Une indication d’un enjeu plus profond
Ce mouvement de Dell, concentré sur le marché professionnel, peut être interprété comme un signe : la pression sur la DRAM et NAND ne concerne plus seulement le secteur du gaming ou des amateurs (PC gaming, assembleurs, etc.), mais s’étend au cœur des dépenses des entreprises.

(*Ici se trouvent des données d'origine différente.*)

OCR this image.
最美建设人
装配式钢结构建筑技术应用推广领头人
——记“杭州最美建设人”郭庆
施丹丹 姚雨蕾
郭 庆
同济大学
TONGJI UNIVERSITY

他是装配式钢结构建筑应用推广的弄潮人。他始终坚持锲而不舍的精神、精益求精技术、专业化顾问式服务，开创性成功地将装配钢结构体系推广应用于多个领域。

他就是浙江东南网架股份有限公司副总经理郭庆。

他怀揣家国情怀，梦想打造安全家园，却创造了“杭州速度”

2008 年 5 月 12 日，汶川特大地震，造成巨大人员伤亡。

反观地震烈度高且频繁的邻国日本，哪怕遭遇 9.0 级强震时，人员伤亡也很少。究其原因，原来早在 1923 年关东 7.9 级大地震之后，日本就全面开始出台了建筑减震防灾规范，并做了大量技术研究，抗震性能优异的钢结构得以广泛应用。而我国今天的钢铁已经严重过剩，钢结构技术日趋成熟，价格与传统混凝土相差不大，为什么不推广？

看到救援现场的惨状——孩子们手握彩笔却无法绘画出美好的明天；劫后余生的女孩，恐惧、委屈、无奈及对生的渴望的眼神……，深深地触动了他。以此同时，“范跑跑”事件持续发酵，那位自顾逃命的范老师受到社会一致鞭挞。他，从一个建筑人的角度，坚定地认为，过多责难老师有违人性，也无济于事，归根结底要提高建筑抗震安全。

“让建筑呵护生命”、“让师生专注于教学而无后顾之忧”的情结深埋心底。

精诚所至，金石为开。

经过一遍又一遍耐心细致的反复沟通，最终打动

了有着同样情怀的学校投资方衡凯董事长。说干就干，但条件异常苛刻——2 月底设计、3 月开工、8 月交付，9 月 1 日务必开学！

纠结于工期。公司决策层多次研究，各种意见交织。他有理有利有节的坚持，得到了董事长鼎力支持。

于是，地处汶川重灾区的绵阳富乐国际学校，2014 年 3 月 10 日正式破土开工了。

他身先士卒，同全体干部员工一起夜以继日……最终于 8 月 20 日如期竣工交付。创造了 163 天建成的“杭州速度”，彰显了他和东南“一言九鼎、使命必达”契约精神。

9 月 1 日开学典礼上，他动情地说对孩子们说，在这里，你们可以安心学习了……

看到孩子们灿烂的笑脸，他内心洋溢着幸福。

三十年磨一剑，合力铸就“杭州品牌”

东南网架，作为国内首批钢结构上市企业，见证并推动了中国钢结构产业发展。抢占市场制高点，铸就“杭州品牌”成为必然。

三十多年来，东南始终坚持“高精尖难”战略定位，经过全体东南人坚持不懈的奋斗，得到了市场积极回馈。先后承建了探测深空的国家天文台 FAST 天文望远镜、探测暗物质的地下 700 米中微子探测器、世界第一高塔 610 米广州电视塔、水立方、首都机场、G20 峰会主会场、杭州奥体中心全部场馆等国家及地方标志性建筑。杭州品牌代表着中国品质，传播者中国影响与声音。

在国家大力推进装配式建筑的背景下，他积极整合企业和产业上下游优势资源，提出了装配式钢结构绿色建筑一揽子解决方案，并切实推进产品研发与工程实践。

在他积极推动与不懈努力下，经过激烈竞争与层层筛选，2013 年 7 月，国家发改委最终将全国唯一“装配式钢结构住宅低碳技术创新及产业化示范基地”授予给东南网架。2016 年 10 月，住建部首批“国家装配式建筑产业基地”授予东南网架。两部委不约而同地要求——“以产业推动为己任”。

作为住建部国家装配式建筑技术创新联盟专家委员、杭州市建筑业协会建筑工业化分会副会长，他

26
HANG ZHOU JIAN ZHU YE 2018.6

Lorsque cette hausse touche les portables d’entreprise — le matériel de millions d’employés — cela ne relève plus d’une anecdote. Cela devient un problème de planification financière. Et si, en plus, le message est « passer une commande aujourd’hui ne garantit pas le prix », alors ce n’est plus seulement une question de coût : c’est une question d’incertitude opérationnelle.
Questions fréquentes
À qui s’adressent principalement ces hausses de prix chez Dell ?
Principalement aux clients du segment professionnel/entreprise (B2B) : sociétés, grands comptes et achats d’entreprises.
Pourquoi les configurations avec plus de RAM (comme 128 Go) connaissent-elles des augmentations si importantes ?
Parce que la hausse est liée à la pression sur le prix et la disponibilité de la mémoire, et l’impact est d’autant plus marqué que la configuration est haute gamme.
Commander aujourd’hui garantit-il le prix si la livraison est dans plusieurs semaines ou mois ?
D’après ce qui se dit, non : cela signifie que toute commande avec livraison ultérieure peut ne pas conserver le prix en vigueur.
Quels sont les conseils pour une entreprise : acheter tout de suite ou attendre ?
Cela dépend du cycle de renouvellement et du risque de surcoût. Le plus raisonnable est de faire le point sur l’inventaire et les besoins, et si des achats sont inéluctables à court terme, les anticiper ou assurer leur prix par contrat.